Hurricane

Miami-Dade holds off on Irma evacuation orders — for now

A map of the southernmost storm surge planning zones in Miami-Dade County.
A map of the southernmost storm surge planning zones in Miami-Dade County.

EVACUATION ORDERS HAVE NOW BEEN ISSUED. PLEASE READ MORE HERE.

No evacuation orders will be issued in Miami-Dade County yet, Mayor Carlos Gimenez said Wednesday, warning that people living on barrier islands and low-lying mainland areas may still be asked to leave ahead of Hurricane Irma.

Gimenez had been ready to instruct residents to get out, but he said the 11 a.m. Irma advisory from the National Hurricane Center gave him pause.

“The storm’s slowing down, giving us a little bit more time,” Gimenez said from the county’s emergency operations center in Doral.

Nearly half a million residents who live in storm-surge zones A and B could be asked to leave before Irma hits, Gimenez said. That evacuation of about 470,000 people would take about 26 hours, according to county estimates.

Zone A covers Key Biscayne and coastal areas in southern Miami-Dade and north of Miami; zone B covers Miami’s Brickell Avenue neighborhood, more inland areas, Miami Beach and other oceanfront cities.

Once an order is issued, residents are asked to leave voluntarily ahead of expected coastal flooding that will prevent emergency services from reaching those areas during the storm.

Gimenez nevertheless urged residents already choosing to leave their homes to hit the roads sooner rather than later.

  

“My advice is to leave early,” he said. “We don’t want you to be caught in a hurricane in your car.”

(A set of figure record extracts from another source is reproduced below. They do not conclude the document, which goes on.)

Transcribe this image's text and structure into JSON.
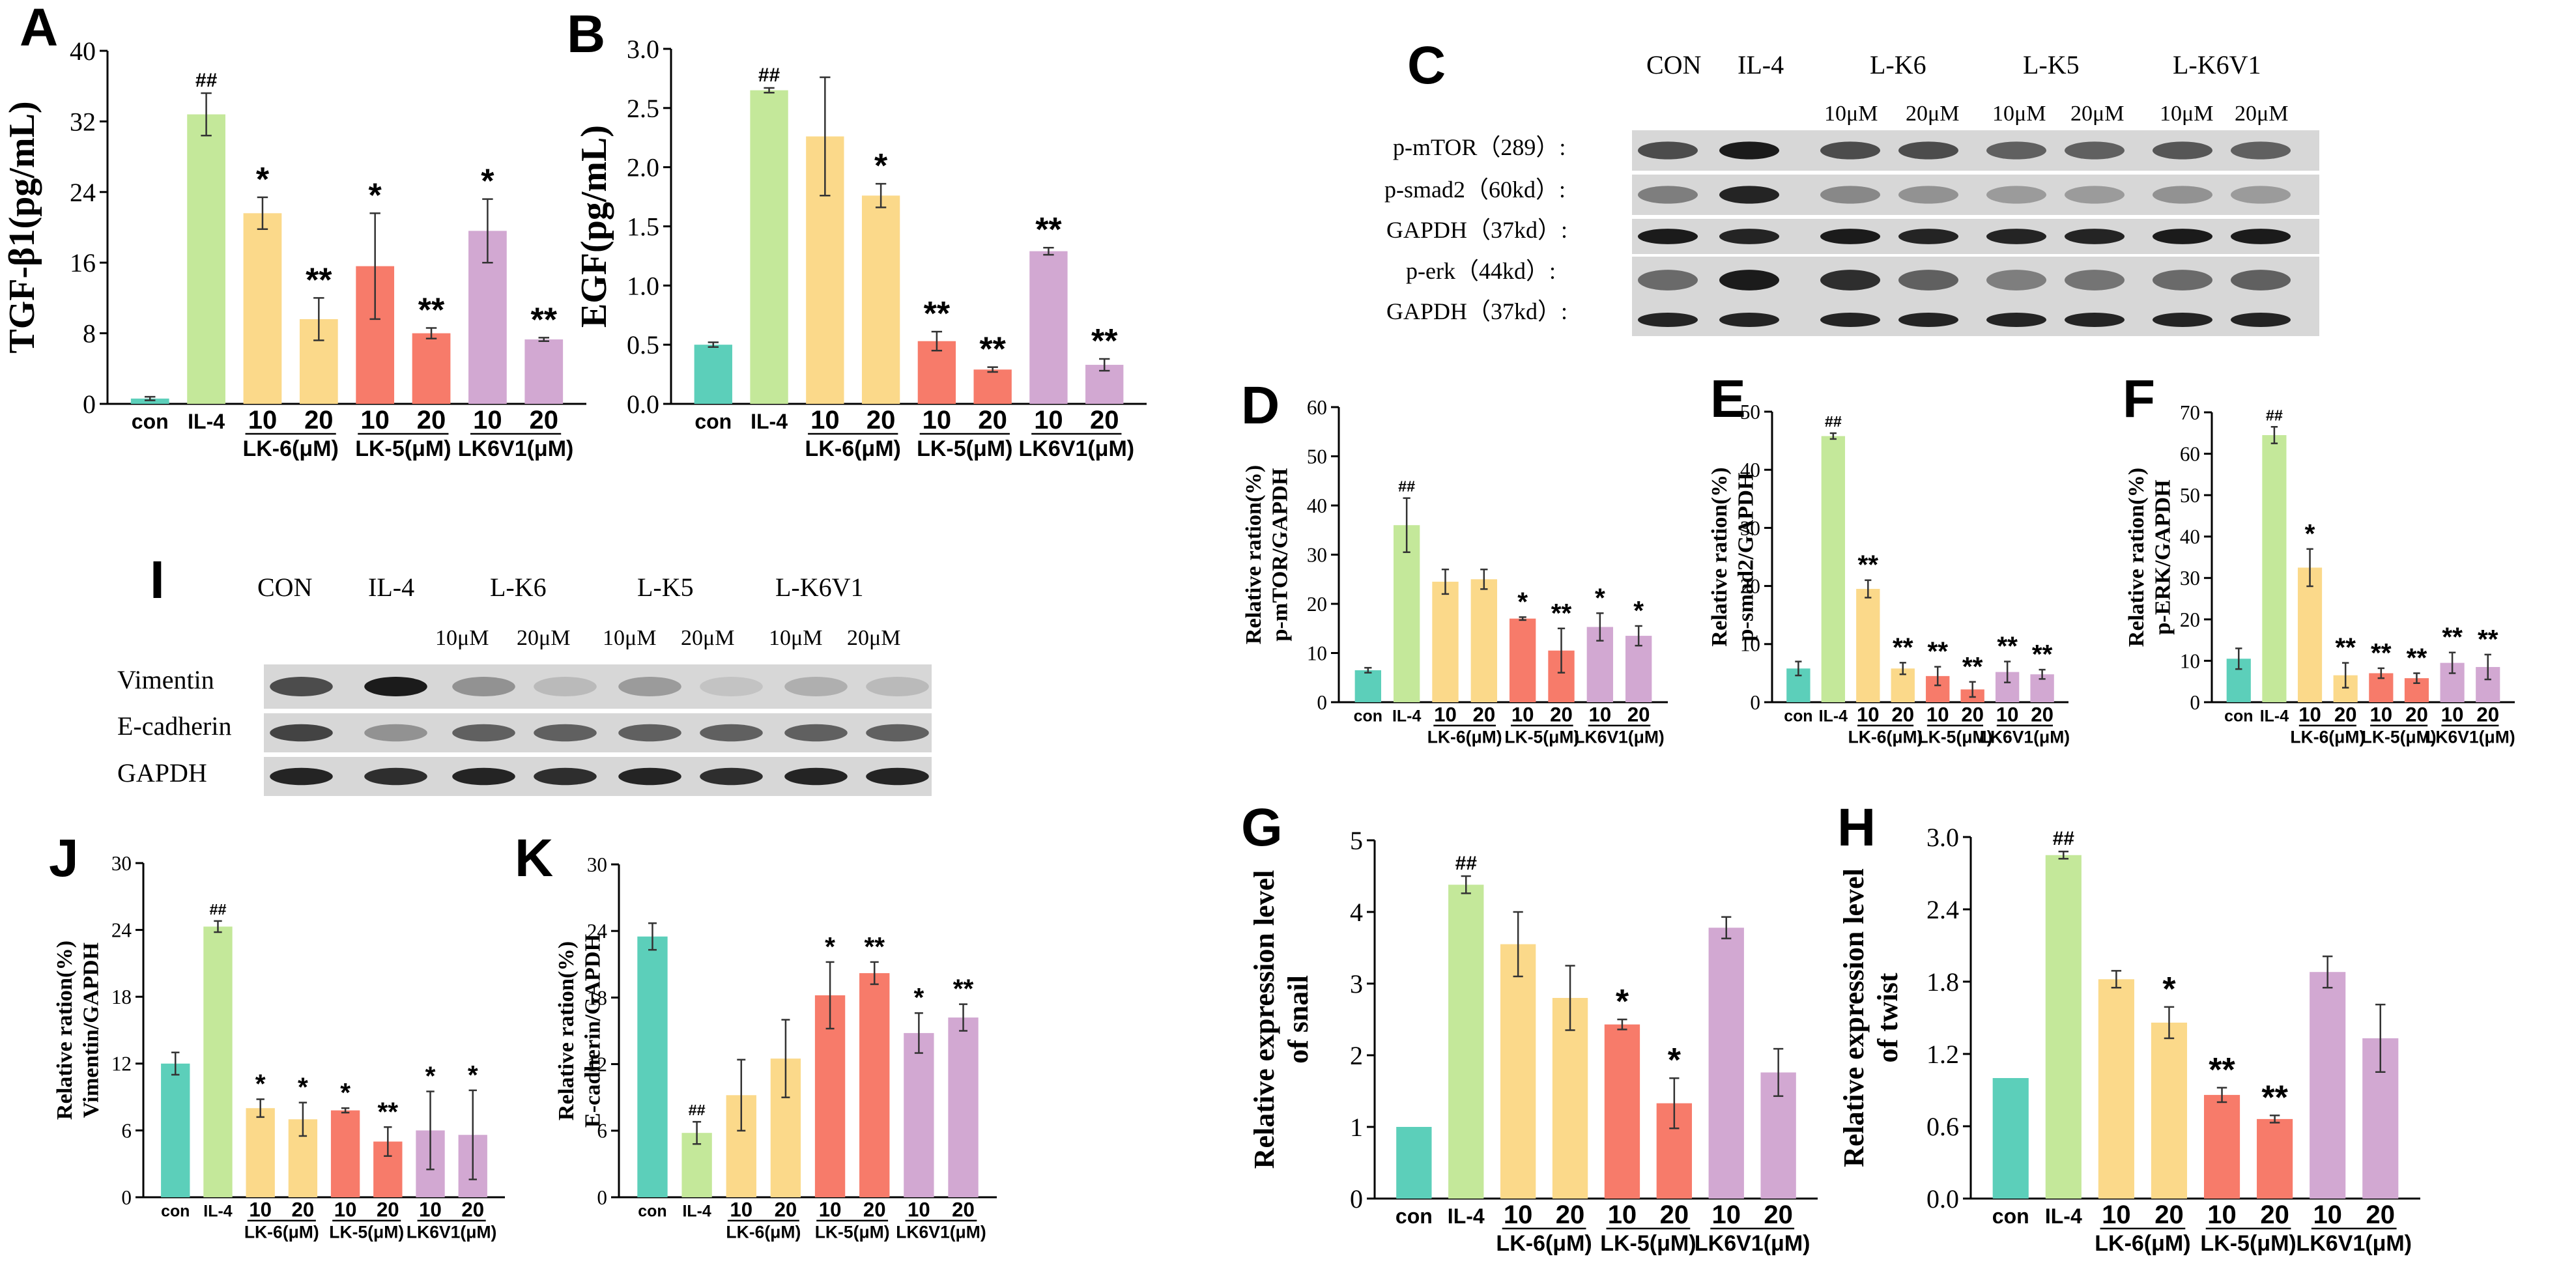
{
  "colors": {
    "con": "#5ccfba",
    "il4": "#c4e89a",
    "lk6": "#fbd98a",
    "lk5": "#f77b6a",
    "lk6v1": "#d2a8d2",
    "blot_bg": "#d7d7d7"
  },
  "chart_data": [
    {
      "id": "A",
      "type": "bar",
      "panel_label": "A",
      "ylabel": "TGF-β1(pg/mL)",
      "ylim": [
        0,
        40
      ],
      "yticks": [
        0,
        8,
        16,
        24,
        32,
        40
      ],
      "categories": [
        "con",
        "IL-4",
        "10",
        "20",
        "10",
        "20",
        "10",
        "20"
      ],
      "groups": [
        "LK-6(μM)",
        "LK-5(μM)",
        "LK6V1(μM)"
      ],
      "values": [
        0.6,
        32.8,
        21.6,
        9.6,
        15.6,
        8.0,
        19.6,
        7.3
      ],
      "errors": [
        0.2,
        2.4,
        1.8,
        2.4,
        6.0,
        0.6,
        3.6,
        0.2
      ],
      "annotations": [
        "",
        "##",
        "*",
        "**",
        "*",
        "**",
        "*",
        "**"
      ]
    },
    {
      "id": "B",
      "type": "bar",
      "panel_label": "B",
      "ylabel": "EGF(pg/mL)",
      "ylim": [
        0,
        3.0
      ],
      "yticks": [
        "0.0",
        "0.5",
        "1.0",
        "1.5",
        "2.0",
        "2.5",
        "3.0"
      ],
      "categories": [
        "con",
        "IL-4",
        "10",
        "20",
        "10",
        "20",
        "10",
        "20"
      ],
      "groups": [
        "LK-6(μM)",
        "LK-5(μM)",
        "LK6V1(μM)"
      ],
      "values": [
        0.5,
        2.65,
        2.26,
        1.76,
        0.53,
        0.29,
        1.29,
        0.33
      ],
      "errors": [
        0.02,
        0.02,
        0.5,
        0.1,
        0.08,
        0.02,
        0.03,
        0.05
      ],
      "annotations": [
        "",
        "##",
        "",
        "*",
        "**",
        "**",
        "**",
        "**"
      ]
    },
    {
      "id": "D",
      "type": "bar",
      "panel_label": "D",
      "ylabel": [
        "Relative ration(%)",
        "p-mTOR/GAPDH"
      ],
      "ylim": [
        0,
        60
      ],
      "yticks": [
        0,
        10,
        20,
        30,
        40,
        50,
        60
      ],
      "categories": [
        "con",
        "IL-4",
        "10",
        "20",
        "10",
        "20",
        "10",
        "20"
      ],
      "groups": [
        "LK-6(μM)",
        "LK-5(μM)",
        "LK6V1(μM)"
      ],
      "values": [
        6.5,
        36.0,
        24.5,
        25.0,
        17.0,
        10.5,
        15.3,
        13.5
      ],
      "errors": [
        0.5,
        5.5,
        2.5,
        2.0,
        0.3,
        4.5,
        2.8,
        2.0
      ],
      "annotations": [
        "",
        "##",
        "",
        "",
        "*",
        "**",
        "*",
        "*"
      ]
    },
    {
      "id": "E",
      "type": "bar",
      "panel_label": "E",
      "ylabel": [
        "Relative ration(%)",
        "p-smad2/GAPDH"
      ],
      "ylim": [
        0,
        50
      ],
      "yticks": [
        0,
        10,
        20,
        30,
        40,
        50
      ],
      "categories": [
        "con",
        "IL-4",
        "10",
        "20",
        "10",
        "20",
        "10",
        "20"
      ],
      "groups": [
        "LK-6(μM)",
        "LK-5(μM)",
        "LK6V1(μM)"
      ],
      "values": [
        5.8,
        45.8,
        19.5,
        5.8,
        4.5,
        2.2,
        5.2,
        4.8
      ],
      "errors": [
        1.2,
        0.5,
        1.5,
        1.0,
        1.6,
        1.3,
        1.8,
        0.8
      ],
      "annotations": [
        "",
        "##",
        "**",
        "**",
        "**",
        "**",
        "**",
        "**"
      ]
    },
    {
      "id": "F",
      "type": "bar",
      "panel_label": "F",
      "ylabel": [
        "Relative ration(%)",
        "p-ERK/GAPDH"
      ],
      "ylim": [
        0,
        70
      ],
      "yticks": [
        0,
        10,
        20,
        30,
        40,
        50,
        60,
        70
      ],
      "categories": [
        "con",
        "IL-4",
        "10",
        "20",
        "10",
        "20",
        "10",
        "20"
      ],
      "groups": [
        "LK-6(μM)",
        "LK-5(μM)",
        "LK6V1(μM)"
      ],
      "values": [
        10.5,
        64.5,
        32.5,
        6.5,
        7.0,
        5.8,
        9.5,
        8.5
      ],
      "errors": [
        2.5,
        2.0,
        4.5,
        3.0,
        1.2,
        1.2,
        2.5,
        3.0
      ],
      "annotations": [
        "",
        "##",
        "*",
        "**",
        "**",
        "**",
        "**",
        "**"
      ]
    },
    {
      "id": "G",
      "type": "bar",
      "panel_label": "G",
      "ylabel": [
        "Relative expression level",
        "of  snail"
      ],
      "ylim": [
        0,
        5
      ],
      "yticks": [
        0,
        1,
        2,
        3,
        4,
        5
      ],
      "categories": [
        "con",
        "IL-4",
        "10",
        "20",
        "10",
        "20",
        "10",
        "20"
      ],
      "groups": [
        "LK-6(μM)",
        "LK-5(μM)",
        "LK6V1(μM)"
      ],
      "values": [
        1.0,
        4.38,
        3.55,
        2.8,
        2.43,
        1.33,
        3.78,
        1.76
      ],
      "errors": [
        0.0,
        0.12,
        0.45,
        0.45,
        0.07,
        0.35,
        0.15,
        0.33
      ],
      "annotations": [
        "",
        "##",
        "",
        "",
        "*",
        "*",
        "",
        ""
      ]
    },
    {
      "id": "H",
      "type": "bar",
      "panel_label": "H",
      "ylabel": [
        "Relative expression level",
        "of  twist"
      ],
      "ylim": [
        0,
        3.0
      ],
      "yticks": [
        "0.0",
        "0.6",
        "1.2",
        "1.8",
        "2.4",
        "3.0"
      ],
      "categories": [
        "con",
        "IL-4",
        "10",
        "20",
        "10",
        "20",
        "10",
        "20"
      ],
      "groups": [
        "LK-6(μM)",
        "LK-5(μM)",
        "LK6V1(μM)"
      ],
      "values": [
        1.0,
        2.85,
        1.82,
        1.46,
        0.86,
        0.66,
        1.88,
        1.33
      ],
      "errors": [
        0.0,
        0.03,
        0.07,
        0.13,
        0.06,
        0.03,
        0.13,
        0.28
      ],
      "annotations": [
        "",
        "##",
        "",
        "*",
        "**",
        "**",
        "",
        ""
      ]
    },
    {
      "id": "J",
      "type": "bar",
      "panel_label": "J",
      "ylabel": [
        "Relative ration(%)",
        "Vimentin/GAPDH"
      ],
      "ylim": [
        0,
        30
      ],
      "yticks": [
        0,
        6,
        12,
        18,
        24,
        30
      ],
      "categories": [
        "con",
        "IL-4",
        "10",
        "20",
        "10",
        "20",
        "10",
        "20"
      ],
      "groups": [
        "LK-6(μM)",
        "LK-5(μM)",
        "LK6V1(μM)"
      ],
      "values": [
        12.0,
        24.3,
        8.0,
        7.0,
        7.8,
        5.0,
        6.0,
        5.6
      ],
      "errors": [
        1.0,
        0.5,
        0.8,
        1.5,
        0.2,
        1.3,
        3.5,
        4.0
      ],
      "annotations": [
        "",
        "##",
        "*",
        "*",
        "*",
        "**",
        "*",
        "*"
      ]
    },
    {
      "id": "K",
      "type": "bar",
      "panel_label": "K",
      "ylabel": [
        "Relative ration(%)",
        "E-cadherin/GAPDH"
      ],
      "ylim": [
        0,
        30
      ],
      "yticks": [
        0,
        6,
        12,
        18,
        24,
        30
      ],
      "categories": [
        "con",
        "IL-4",
        "10",
        "20",
        "10",
        "20",
        "10",
        "20"
      ],
      "groups": [
        "LK-6(μM)",
        "LK-5(μM)",
        "LK6V1(μM)"
      ],
      "values": [
        23.5,
        5.8,
        9.2,
        12.5,
        18.2,
        20.2,
        14.8,
        16.2
      ],
      "errors": [
        1.2,
        1.0,
        3.2,
        3.5,
        3.0,
        1.0,
        1.8,
        1.2
      ],
      "annotations": [
        "",
        "##",
        "",
        "",
        "*",
        "**",
        "*",
        "**"
      ]
    }
  ],
  "blots": {
    "C": {
      "panel_label": "C",
      "header": [
        "CON",
        "IL-4",
        "L-K6",
        "L-K5",
        "L-K6V1"
      ],
      "doses": [
        "10μM",
        "20μM",
        "10μM",
        "20μM",
        "10μM",
        "20μM"
      ],
      "rows": [
        "p-mTOR（289）:",
        "p-smad2（60kd）:",
        "GAPDH（37kd）:",
        "p-erk（44kd）:",
        "GAPDH（37kd）:"
      ]
    },
    "I": {
      "panel_label": "I",
      "header": [
        "CON",
        "IL-4",
        "L-K6",
        "L-K5",
        "L-K6V1"
      ],
      "doses": [
        "10μM",
        "20μM",
        "10μM",
        "20μM",
        "10μM",
        "20μM"
      ],
      "rows": [
        "Vimentin",
        "E-cadherin",
        "GAPDH"
      ]
    }
  }
}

Some 2,000 vulnerable residents with special needs have already been asked to seek shelter elsewhere. Gimenez encouraged tourists to shorten their vacations and depart as quickly as possible.

The mayor held off on mandating broad evacuations Wednesday even as Broward County ordered residents in coastal and low-lying areas and mobile homes to leave. Broward evacuations will begin noon Thursday. Fourteen Broward emergency shelters will also open Thursday.

Irma remains a potentially catastrophic Category 5 hurricane, but there is still uncertainty over which part of Florida it might hit, or how directly. Ordering evacuations is one of the most difficult decisions for local leaders to make: Start them too early, and tens of thousands of people might be seriously inconvenienced for a storm that never arrives. Begin them too late, and those people risk getting stuck on roads during the storm.

Gov. Rick Scott, who joined Gimenez for part of Wednesday’s briefing, said each county will make its own evacuation decisions, and the state will facilitate them by ensuring roads are orderly and counties have emergency resources.

“I believe everybody’s going to work together,” Scott said.

Gimenez said Miami-Dade residents in zones A and B could move to one of four emergency shelters that will open at 5 p.m. Wednesday. One will be pet-friendly.

“Tomorrow morning, we’ll have a clearer picture of what the storm is going to do,” the mayor said. “We’re not ready to issue that [evacuation] order yet because we have, frankly, a little bit more time, so we’re going to take advantage of that time.”

Monroe County, which comprises the Florida Keys, instructed visitors to leave Wednesday, with residents ordered to go Thursday. The Florida Department of Transportation suspended highway tolls beginning Tuesday afternoon.

After serving long lines of customers Tuesday, some South Florida gas stations were closed Wednesday morning. Scott blamed a surge in demand but said there is no gas shortage in the region.

“We sold an unbelievable amount of gas yesterday, and it’s continuing today,” he said. “The bottleneck is really the trucks getting to the gas stations and how much people are taking. The goal is: Take what you need. Don’t take any more. There’s enough gas here.”

Florida’s two senators, Democrat Bill Nelson and Republican Marco Rubio, said the federal government is ready to assist the state with any storm needs.

“It’s not going to be a repeat of what happened with the federal government 25 years ago with Andrew,” Nelson said, while acknowledging that the Federal Emergency Management Agency had been stretched by Hurricane Harvey and by Irma’s havoc in Puerto Rico and the U.S. Virgin Islands. “You’re not going to see what happened with Hurricane Katrina.”

Rubio praised Florida’s preparation efforts but emphasized that aid can’t move in until the storm moves out.

”You don’t have until Sunday to get ready,” he said. “Lives are saved at the beginning of the storm.”